Максим Чертанов, Дмитрий Быков — Правда (4/7)

Ранее (про «Правду»)


*  Вообще ему понравилось жить в сумасшедшем доме. Там, за его стенами, нужно было быть таким, как все; тебя постоянно одергивали, ставили в рамки. А здесь можно было быть кем и чем угодно: Наполеоном, царицей Савской, чайником, собакой, — и никто за это не ругал, а, напротив, выслушивали вежливо и заинтересованно...

*  Февраль меня радует, но не удовлетворяет.

    — Ну-с, а после первого блюда лично я люблю поросенка с гречневой кашей! С хрустящей корочкой, товарищи! Режешь, а жир течет, течет...
    — Режь жирных! — стонал от наслаждения огромный матрос. Его трубный бас покрывал все прочие звуки.
    — Что он несет? — спросил Дзержинский, склонясь к уху Кржижановского.
    — Чорт его знает. Народу нравится, — пожал плечами Глеб Максимилианович.
    — А после пятой, — самозабвенно продолжал Ленин, — ...

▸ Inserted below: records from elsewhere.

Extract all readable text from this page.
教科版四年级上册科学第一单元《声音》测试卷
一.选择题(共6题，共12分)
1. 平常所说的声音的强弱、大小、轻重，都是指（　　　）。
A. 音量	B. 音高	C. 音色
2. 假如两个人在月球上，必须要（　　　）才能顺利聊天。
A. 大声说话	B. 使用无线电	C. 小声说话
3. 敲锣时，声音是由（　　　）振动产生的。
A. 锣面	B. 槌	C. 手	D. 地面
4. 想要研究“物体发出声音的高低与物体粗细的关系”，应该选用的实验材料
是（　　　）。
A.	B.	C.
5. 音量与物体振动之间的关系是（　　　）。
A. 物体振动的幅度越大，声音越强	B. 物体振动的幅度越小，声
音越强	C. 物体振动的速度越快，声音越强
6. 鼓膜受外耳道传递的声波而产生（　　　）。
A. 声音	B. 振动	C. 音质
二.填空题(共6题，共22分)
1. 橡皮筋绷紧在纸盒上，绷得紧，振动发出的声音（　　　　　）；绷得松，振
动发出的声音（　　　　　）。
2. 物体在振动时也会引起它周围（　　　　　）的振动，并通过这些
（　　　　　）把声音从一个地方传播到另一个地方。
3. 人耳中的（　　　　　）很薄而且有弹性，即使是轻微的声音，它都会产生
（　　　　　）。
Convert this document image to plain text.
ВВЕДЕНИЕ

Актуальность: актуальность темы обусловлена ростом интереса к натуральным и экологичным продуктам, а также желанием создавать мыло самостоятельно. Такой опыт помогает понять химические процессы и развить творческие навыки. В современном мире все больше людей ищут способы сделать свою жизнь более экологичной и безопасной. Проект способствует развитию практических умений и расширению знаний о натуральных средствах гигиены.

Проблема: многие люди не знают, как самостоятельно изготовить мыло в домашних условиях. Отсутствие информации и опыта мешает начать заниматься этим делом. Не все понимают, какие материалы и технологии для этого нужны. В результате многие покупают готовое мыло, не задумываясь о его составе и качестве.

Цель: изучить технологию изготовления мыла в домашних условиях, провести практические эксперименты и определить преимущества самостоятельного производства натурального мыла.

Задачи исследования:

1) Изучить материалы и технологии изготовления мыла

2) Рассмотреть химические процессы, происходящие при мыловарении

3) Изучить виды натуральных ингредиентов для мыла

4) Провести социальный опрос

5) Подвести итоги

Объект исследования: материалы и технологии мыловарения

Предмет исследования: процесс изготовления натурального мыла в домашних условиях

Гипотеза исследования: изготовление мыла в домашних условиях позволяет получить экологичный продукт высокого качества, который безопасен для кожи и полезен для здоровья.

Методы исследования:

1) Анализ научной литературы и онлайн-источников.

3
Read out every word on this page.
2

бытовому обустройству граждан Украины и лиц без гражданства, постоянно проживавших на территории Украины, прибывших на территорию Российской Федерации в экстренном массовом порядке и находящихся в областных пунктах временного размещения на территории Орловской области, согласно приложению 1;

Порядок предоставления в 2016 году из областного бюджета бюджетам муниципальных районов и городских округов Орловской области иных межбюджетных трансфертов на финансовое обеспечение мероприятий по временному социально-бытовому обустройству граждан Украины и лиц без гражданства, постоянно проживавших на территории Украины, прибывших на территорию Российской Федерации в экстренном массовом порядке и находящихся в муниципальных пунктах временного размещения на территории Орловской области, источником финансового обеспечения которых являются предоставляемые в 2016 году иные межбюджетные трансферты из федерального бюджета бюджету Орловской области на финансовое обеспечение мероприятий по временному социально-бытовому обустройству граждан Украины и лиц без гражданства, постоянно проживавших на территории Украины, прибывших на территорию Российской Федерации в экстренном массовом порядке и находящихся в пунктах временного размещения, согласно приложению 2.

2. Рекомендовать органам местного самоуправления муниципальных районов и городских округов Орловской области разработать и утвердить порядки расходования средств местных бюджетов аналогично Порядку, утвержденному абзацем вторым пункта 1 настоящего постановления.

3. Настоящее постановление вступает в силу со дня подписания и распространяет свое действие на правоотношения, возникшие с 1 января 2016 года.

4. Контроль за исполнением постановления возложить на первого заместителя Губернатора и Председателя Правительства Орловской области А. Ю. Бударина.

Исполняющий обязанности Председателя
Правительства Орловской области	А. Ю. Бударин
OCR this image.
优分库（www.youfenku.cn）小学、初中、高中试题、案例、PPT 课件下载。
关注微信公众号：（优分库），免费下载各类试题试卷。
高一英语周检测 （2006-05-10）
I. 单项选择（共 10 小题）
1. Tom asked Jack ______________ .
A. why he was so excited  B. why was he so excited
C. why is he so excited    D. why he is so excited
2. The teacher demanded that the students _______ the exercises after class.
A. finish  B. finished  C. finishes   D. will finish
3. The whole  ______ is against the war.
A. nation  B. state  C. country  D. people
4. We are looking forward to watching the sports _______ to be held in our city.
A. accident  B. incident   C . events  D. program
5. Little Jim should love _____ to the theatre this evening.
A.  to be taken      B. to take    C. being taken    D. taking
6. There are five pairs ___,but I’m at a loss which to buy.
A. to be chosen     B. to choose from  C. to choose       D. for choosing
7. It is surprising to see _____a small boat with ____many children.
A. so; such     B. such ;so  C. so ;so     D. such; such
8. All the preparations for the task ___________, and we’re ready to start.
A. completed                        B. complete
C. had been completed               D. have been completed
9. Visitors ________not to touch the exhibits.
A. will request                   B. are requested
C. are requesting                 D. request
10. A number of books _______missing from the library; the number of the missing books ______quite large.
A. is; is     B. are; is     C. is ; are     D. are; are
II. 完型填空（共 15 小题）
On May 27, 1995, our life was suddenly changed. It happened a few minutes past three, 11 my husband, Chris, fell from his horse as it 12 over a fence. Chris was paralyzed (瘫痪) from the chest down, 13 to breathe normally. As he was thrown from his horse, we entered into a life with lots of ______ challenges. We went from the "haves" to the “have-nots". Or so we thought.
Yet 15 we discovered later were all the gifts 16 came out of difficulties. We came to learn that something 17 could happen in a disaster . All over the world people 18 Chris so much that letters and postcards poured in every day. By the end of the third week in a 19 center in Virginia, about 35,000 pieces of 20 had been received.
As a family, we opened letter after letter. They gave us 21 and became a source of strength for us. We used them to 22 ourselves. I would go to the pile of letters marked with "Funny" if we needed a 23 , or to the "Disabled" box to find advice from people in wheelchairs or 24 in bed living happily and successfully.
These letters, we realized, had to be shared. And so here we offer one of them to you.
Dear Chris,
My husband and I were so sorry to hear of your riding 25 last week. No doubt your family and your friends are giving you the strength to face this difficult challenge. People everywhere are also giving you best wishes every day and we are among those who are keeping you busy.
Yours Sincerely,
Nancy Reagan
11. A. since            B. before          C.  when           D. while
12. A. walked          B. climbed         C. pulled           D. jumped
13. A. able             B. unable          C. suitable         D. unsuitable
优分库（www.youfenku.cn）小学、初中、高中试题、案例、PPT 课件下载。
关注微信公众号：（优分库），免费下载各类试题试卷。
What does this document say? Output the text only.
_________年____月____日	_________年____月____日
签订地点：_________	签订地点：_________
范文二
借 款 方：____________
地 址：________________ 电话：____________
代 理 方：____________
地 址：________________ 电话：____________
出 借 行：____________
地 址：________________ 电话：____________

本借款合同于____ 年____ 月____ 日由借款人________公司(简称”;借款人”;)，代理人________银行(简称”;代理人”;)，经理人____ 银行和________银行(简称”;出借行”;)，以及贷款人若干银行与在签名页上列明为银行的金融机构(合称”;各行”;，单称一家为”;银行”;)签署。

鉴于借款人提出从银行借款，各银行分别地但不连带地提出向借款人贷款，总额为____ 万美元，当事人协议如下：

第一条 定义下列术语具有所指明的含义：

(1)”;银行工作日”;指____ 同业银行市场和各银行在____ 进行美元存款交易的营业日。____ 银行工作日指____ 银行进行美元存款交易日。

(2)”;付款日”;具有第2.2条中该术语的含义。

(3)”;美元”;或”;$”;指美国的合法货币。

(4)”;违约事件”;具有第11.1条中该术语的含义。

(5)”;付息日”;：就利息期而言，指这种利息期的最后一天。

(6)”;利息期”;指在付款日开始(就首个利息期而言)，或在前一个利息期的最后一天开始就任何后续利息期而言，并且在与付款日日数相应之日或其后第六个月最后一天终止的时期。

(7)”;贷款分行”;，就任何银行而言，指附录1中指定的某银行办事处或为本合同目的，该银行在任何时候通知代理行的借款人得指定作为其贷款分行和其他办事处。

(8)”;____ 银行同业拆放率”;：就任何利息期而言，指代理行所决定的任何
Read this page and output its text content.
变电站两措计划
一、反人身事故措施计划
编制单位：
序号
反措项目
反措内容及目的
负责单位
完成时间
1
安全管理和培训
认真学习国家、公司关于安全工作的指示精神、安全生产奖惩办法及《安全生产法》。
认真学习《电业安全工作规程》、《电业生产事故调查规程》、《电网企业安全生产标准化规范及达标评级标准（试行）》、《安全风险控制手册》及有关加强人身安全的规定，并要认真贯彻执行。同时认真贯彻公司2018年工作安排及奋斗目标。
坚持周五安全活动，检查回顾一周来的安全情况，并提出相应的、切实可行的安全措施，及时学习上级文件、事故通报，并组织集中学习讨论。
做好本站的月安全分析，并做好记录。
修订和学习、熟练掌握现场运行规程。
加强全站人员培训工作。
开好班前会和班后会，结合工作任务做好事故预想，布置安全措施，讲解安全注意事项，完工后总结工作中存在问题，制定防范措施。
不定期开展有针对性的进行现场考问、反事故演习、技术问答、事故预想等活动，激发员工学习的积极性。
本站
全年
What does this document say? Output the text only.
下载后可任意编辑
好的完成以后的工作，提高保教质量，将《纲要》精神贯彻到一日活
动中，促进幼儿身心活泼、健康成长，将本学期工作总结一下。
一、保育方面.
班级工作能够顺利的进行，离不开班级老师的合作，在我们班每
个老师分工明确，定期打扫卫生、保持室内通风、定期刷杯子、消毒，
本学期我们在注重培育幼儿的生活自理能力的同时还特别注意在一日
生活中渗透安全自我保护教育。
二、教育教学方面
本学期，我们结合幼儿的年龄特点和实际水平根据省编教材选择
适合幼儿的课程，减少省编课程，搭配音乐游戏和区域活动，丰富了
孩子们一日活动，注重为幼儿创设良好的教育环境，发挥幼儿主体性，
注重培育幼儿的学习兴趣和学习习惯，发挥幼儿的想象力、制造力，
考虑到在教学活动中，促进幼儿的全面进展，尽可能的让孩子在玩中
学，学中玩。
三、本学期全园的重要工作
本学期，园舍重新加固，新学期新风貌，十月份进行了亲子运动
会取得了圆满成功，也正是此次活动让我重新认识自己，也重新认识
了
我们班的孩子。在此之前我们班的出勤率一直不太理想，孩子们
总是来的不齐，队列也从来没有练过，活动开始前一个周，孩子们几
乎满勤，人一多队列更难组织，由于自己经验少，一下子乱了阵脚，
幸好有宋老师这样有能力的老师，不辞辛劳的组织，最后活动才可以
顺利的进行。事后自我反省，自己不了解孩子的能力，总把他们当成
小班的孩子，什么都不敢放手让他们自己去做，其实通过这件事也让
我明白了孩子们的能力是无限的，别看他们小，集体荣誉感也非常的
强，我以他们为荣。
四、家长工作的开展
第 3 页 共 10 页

*  Через несколько дней Владимир Ильич убедился, что доктор во всем был прав: Моторолли — милейший человек, но совершенно чокнутый. Он болтал о каких-то космических «челноках», о машинах, которые умеют думать, о пересадке почки из одного живого человека в другого, о железных банках, из которых деньги сами выскакивают...
    — Позвольте, позвольте, батенька! Я, конечно, понимаю, что напихать в банку монет и банкнот нетрудно...
    — Не в банку, а в банку-матку, — поправил его изобретатель. — Я так назвал ее потому, что она будет, как родная мать, заботиться о клиентах.
    — ...и рычажок такой можно приделать, чтоб они оттуда сыпались, когда дернешь; но ведь первый же клиент этой вашей банки заберет их все! Или просто утащит с банкой вместе.
    — Не заберет; во-первых, моя банка-матка будет большая, и ее просто так с места не сдвинешь, а во-вторых, она знает, у кого сколько есть на счете, и не даст ни франка сверх положенного.
    — Банка знает, сколько у кого на счете!
    — Да; в банке-матке будет дырочка, а в дырочку вставляется специальная бумажка, на которой все написано.
    — А, так ваша банка умеет читать! — расхохотался Владимир Ильич. — Ладно, сеньор мечтатель, идемте-ка лучше на ужин.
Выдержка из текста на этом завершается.